In late 2020, the Burnaby Civic Employees’ Union (CUPE, Local 23) filed a policy grievance about the City’s practice, arguing that it violated the three collective agreements in place between the Union and the City of Burnaby and that it was contrary to the Employment Standards Act. The Union argued that employees should be paid out for their unused and undeferred vacation. On December 14, 2021, after more than a year of the Union advocating hard for its members’ vacation rights, the City of Burnaby agreed that employees should be paid out for their leftover vacation at the end of the year and agreed the make this decision retroactive to 2020.  

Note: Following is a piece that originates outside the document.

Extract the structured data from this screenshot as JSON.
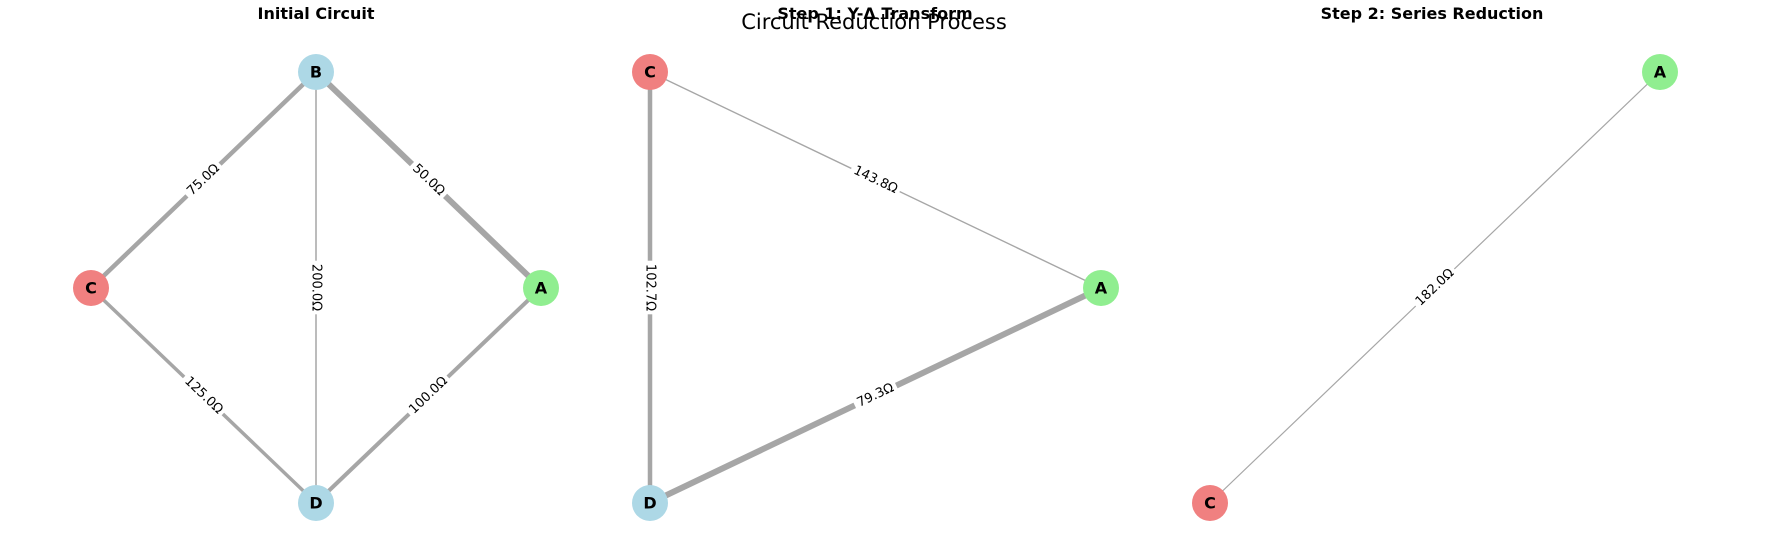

Members of the Burnaby Civic Employees’ Union can look forward to receiving a payout in early 2022 reflecting all leftover vacation from 2020 and 2021, and to enjoying this right going forward. We were thrilled to assist the Union in ensuring members get access to all of their hard-earned vacation. 

 

BC Supreme Court certifies class action against the Pan Pacific Hotel 

  

On December 10, 2021, BC Supreme Court Justice Matthews issued a decision in which it certified a class action against the Pan Pacific Hotel. The class action was launched by Romuel Escobar, a 25 year hotel employee and member of UNITE HERE Local 40. The lawsuit is on behalf of hotel workers whose hours were dramatically cut or eliminated entirely by the Pan Pacific, without being formally laid off. Pan Pacific sent them messages assuring them COVID-19 was a journey they would “take together” and that the Hotel would “be here for you”. The class action claims workers were unaware that – despite the reassuring messaging – the Pan Pacific had already decided to terminate dozens of them based on a detailed plan intended to minimize the Hotel’s liability for termination pay under the Employment Standards Act. The claim also alleges that, when the Pan Pacific learned workers were organizing with UNITE HERE Local 40, it abandoned its initial detailed plan and terminated workers it believed were union supporters instead.  

  

A separate class action has also been launched against the Pan Pacific Hotel for eliminating workers’ entitlement to benefits by converting them from regular workers to casual workers.  

 

Hotel workers were hit hard by the consequences of the pandemic and this decision sets the course for some redress while their union works hard to bargain a fair first collective agreement.  

  

LRB rules in favour of UNITE HERE Local 40  

 

The Labour Relations Board handed down two important decisions in favour of Local 40 in December. In 2021 BCLRB 197, the LRB found that Pan Pacific had committed an unfair labour practice when it changed the terms of employment during the freeze period after certification contrary to s. 45 of the Code. In a separate decision, 2021 BCLRB 194, also involving the Pan Pacific, the Board found that the Pan Pacific had committed an unfair labour practice when it refused to give the union the telephone numbers of members, taking the position that email addresses were enough. The employer also took the position that it didn’t have to provide telephone numbers of a group of members, the on-call employees, because it didn’t consider them to be part of the bargaining unit. The Board found that on-call employees are part of the bargaining unit and dismissed the employer’s complaint that the union was bargaining in bad faith because it was pursuing a demand for recall rights for on -call employees.  

Onward to 2022! 

 

We are excited to share these victories with you as we close out 2021. We hope they inspire you in your continued struggles for justice as they do for us here at AQR Law as we look forward to the new year.